La demenza senile e l’Alzheimer, sono malattie che cancellano i ricordi e cambiano per sempre non solo la vita della persona che ne è colpita ma anche dell’intera famiglia.

Nel 2008, in America, si scoprì l’efficacia della “terapia della bambola” per ridurre l’aggressività, nei pazienti affetti da demenza, senza ricorrere a troppi farmaci. Non esistono molte evidenze scientifiche in grado di confermare l’utilità di tale pratica ma, uno studio condotto nel 2017, ha dimostrato che è comunque efficacia in questa tipologia di pazienti con demenza.

 

Si è sperimentato che la bambola , ma anche un animale di peluche, hanno una funzione terapeutica che risveglia emozioni dimenticate e consente al paziente di ridurre le medicine.

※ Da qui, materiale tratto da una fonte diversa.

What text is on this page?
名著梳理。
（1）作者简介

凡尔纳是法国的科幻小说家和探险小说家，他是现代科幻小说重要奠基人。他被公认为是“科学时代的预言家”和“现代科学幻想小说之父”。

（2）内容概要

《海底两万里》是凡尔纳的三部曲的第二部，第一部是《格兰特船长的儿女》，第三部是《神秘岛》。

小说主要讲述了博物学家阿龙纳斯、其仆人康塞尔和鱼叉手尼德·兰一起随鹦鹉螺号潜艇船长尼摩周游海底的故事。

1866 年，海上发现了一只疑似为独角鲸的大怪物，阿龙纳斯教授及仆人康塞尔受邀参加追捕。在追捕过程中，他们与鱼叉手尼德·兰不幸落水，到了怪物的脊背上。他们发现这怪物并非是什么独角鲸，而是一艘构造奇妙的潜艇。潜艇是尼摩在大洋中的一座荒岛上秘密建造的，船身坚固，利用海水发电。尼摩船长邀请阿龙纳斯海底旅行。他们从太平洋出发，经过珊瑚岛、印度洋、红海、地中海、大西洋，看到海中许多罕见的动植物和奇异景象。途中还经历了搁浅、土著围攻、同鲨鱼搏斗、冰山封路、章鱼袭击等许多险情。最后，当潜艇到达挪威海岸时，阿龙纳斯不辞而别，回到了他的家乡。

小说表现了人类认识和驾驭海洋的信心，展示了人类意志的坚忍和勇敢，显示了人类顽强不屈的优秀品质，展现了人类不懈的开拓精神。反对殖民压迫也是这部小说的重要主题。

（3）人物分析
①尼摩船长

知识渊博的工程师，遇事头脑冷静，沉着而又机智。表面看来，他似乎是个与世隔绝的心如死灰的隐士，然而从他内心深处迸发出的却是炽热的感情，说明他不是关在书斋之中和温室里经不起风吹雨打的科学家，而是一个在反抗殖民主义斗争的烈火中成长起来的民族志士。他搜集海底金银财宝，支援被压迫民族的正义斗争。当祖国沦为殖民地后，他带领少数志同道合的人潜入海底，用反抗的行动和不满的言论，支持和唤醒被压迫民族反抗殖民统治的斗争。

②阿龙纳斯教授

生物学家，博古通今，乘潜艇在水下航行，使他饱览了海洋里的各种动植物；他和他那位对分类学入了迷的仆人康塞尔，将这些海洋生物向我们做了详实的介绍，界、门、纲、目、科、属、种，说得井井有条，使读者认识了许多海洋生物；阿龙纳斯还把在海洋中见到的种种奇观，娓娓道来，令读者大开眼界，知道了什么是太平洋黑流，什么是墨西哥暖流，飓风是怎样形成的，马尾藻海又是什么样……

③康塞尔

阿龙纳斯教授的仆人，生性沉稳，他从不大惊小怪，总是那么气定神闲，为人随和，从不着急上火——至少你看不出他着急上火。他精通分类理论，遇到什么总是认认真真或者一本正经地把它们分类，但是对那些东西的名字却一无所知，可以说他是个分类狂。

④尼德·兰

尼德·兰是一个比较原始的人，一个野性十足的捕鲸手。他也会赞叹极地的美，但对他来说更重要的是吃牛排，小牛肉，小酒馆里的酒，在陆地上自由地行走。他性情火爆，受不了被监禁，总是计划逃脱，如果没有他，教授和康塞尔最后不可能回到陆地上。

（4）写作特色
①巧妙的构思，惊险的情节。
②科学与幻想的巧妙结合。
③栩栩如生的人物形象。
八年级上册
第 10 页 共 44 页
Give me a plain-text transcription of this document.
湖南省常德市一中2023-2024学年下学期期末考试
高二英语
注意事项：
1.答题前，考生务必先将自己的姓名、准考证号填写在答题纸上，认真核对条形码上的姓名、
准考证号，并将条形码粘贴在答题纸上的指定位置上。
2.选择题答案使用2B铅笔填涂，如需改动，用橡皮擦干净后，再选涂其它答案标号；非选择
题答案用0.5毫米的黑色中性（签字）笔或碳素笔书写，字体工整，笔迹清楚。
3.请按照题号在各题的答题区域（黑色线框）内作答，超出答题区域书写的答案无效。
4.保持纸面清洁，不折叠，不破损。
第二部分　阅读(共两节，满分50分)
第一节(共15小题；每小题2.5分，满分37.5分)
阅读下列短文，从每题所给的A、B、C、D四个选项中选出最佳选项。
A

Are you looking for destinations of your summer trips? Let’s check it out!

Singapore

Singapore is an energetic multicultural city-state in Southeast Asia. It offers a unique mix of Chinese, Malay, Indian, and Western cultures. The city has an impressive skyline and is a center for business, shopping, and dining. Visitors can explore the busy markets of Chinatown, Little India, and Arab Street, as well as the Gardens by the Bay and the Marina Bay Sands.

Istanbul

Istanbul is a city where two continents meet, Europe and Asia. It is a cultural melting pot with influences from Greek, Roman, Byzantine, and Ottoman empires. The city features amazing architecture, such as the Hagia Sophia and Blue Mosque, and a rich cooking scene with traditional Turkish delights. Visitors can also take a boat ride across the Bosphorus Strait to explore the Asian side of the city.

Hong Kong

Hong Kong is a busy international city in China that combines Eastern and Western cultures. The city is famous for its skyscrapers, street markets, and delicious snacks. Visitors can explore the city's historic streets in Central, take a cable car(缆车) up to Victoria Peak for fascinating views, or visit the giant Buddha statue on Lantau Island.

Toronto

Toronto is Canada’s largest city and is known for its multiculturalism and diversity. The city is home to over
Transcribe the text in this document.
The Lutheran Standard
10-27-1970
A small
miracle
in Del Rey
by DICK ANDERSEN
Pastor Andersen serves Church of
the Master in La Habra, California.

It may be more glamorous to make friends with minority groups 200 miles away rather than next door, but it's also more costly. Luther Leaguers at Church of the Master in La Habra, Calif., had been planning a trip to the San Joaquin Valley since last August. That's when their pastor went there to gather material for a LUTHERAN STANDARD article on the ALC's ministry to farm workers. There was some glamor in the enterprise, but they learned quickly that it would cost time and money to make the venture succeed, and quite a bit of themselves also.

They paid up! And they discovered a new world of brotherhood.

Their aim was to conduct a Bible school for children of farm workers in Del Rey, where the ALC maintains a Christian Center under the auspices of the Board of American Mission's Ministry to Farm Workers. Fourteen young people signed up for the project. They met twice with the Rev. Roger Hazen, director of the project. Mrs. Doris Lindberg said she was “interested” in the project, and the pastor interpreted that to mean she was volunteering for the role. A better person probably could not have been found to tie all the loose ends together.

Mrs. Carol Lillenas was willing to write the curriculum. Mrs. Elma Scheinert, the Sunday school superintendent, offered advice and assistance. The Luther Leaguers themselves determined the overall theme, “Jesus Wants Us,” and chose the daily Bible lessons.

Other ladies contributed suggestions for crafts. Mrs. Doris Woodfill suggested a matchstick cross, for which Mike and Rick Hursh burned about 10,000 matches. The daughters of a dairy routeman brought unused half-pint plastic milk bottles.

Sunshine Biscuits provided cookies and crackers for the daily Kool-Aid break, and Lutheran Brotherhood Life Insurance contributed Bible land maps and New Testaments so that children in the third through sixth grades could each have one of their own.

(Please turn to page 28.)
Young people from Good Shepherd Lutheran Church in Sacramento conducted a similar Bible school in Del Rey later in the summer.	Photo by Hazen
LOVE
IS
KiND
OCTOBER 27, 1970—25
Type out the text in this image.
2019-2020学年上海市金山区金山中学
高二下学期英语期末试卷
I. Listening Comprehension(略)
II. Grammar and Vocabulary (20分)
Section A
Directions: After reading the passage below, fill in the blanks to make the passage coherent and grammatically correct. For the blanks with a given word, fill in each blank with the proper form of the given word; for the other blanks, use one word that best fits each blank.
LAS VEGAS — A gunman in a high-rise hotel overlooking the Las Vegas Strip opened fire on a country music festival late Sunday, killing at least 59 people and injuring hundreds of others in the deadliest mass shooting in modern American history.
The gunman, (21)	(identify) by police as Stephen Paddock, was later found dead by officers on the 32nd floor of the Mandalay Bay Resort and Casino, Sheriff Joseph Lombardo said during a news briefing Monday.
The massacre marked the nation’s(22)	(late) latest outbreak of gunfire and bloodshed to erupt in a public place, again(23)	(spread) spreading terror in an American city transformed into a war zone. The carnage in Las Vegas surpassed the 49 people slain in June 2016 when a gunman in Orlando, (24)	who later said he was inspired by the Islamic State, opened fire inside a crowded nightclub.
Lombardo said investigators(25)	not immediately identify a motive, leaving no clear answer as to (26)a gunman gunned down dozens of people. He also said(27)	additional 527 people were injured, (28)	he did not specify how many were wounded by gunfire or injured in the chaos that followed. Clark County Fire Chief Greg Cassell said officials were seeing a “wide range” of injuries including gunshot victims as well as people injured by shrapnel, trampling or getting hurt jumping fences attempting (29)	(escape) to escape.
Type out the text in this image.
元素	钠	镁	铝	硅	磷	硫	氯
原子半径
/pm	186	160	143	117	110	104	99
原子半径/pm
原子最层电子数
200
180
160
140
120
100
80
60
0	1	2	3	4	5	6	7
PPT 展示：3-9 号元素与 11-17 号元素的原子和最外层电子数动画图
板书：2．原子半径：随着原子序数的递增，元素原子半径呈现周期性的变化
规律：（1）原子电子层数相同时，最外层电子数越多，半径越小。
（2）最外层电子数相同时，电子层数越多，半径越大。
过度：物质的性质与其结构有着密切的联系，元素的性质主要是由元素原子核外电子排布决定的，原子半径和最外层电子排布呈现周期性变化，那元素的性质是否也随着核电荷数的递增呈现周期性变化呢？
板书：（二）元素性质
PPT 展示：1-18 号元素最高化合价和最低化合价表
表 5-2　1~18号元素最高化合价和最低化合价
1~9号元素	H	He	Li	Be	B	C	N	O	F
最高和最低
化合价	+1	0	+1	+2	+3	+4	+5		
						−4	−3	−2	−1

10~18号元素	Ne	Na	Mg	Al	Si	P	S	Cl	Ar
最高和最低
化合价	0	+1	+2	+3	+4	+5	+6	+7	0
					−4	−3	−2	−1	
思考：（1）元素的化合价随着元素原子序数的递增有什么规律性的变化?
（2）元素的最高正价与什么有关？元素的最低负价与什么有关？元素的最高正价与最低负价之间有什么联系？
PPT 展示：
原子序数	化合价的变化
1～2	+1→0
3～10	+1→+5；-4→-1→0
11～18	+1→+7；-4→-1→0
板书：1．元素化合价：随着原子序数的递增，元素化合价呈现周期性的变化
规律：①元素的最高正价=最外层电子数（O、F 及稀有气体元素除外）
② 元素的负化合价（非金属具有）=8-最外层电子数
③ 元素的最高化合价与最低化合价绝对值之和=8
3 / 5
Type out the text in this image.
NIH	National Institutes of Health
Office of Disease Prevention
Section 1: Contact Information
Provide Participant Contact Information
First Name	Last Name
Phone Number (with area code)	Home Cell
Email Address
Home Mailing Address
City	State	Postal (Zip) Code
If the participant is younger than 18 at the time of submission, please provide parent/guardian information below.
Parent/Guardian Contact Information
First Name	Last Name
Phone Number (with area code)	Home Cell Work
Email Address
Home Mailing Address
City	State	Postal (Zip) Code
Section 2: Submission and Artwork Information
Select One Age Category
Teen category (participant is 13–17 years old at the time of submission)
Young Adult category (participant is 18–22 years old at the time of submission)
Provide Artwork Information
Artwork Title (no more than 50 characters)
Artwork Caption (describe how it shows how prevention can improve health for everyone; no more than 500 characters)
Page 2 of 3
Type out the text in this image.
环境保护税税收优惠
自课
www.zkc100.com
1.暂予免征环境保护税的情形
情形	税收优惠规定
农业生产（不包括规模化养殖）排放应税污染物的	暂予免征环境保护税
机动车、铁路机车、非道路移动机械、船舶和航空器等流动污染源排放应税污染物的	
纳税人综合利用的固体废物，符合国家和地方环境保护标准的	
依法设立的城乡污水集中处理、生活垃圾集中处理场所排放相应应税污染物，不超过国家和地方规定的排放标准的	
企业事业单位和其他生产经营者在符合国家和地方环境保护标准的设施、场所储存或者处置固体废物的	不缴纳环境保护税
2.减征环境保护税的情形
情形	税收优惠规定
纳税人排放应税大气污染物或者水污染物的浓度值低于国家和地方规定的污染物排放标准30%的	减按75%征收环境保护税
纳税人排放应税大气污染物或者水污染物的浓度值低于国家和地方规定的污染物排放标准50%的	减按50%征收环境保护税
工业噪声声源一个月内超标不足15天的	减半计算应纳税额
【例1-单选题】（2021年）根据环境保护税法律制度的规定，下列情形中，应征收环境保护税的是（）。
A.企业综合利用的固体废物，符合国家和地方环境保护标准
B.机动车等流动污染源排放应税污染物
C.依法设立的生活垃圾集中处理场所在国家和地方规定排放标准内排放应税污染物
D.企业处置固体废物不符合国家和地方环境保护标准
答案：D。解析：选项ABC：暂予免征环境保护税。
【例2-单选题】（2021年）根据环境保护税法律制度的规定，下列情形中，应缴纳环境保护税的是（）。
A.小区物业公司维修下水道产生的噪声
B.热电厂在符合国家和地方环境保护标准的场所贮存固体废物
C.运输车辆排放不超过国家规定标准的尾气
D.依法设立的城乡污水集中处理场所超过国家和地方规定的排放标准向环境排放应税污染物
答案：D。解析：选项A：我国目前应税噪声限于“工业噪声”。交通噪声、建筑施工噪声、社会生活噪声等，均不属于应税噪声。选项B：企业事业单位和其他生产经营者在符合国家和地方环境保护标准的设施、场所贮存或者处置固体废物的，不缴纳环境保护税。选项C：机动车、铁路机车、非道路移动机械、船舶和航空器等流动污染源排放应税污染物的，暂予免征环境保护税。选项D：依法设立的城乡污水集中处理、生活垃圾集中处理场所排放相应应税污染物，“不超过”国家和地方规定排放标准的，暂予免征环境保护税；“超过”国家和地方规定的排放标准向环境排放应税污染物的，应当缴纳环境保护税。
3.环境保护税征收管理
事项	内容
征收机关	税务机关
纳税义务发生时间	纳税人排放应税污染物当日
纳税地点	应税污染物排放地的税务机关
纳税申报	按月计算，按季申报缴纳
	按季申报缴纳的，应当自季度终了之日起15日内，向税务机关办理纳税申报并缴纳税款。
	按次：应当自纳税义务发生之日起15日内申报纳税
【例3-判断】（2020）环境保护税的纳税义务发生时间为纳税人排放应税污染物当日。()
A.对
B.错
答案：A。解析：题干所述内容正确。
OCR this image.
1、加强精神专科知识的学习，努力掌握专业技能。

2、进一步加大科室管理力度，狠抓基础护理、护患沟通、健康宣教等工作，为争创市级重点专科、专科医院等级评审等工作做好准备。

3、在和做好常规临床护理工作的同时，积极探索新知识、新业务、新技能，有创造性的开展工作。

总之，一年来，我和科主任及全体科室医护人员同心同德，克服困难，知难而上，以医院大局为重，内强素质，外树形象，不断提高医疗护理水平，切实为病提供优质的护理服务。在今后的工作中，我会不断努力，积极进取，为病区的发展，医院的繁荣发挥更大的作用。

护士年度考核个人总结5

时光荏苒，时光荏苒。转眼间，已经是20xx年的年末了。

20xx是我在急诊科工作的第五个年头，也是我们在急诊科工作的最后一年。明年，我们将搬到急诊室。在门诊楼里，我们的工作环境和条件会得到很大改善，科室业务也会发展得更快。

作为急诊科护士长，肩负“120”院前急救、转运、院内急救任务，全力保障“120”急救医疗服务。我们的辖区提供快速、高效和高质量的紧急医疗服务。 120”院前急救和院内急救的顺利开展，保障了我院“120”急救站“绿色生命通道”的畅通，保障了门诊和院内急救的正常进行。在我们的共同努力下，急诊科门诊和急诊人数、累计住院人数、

Le mani degli anziani che“sanno ancora fare”, stringono tra le braccia questi “giocattoli” convinti che siano davvero neonati e animali domestici, per questo li accudiscono come bambini e animali veri e in questo modo ritrovano il sorriso.

In Italia la “terapia della bambola” è sperimentata solo dal 2018, nelle Marche, con un progetto pilota che vuole ridurre in questa tipologia di pazienti alcuni disturbi di comportamento come l’aggressività, i disturbi del sonno, la depressione, l’apatia, l’agitazione e il preoccupante wandering, che è quel comportamento tipico del malato di Alzheimer che lascia la casa dove vive, e spesso, anche poco vestito, s’incammina e va, senza sapere dove.

Per essere efficace la”terapia della bambola” deve essere applicata correttamente, verificando subito se il paziente mostra interesse verso la stessa, se l’ accoglie in maniera affettuosa e successivamente la cerca. In ogni caso bisogna mantener vivo l’ entusiasmo anche a costo di non concedere la bambola troppo spesso.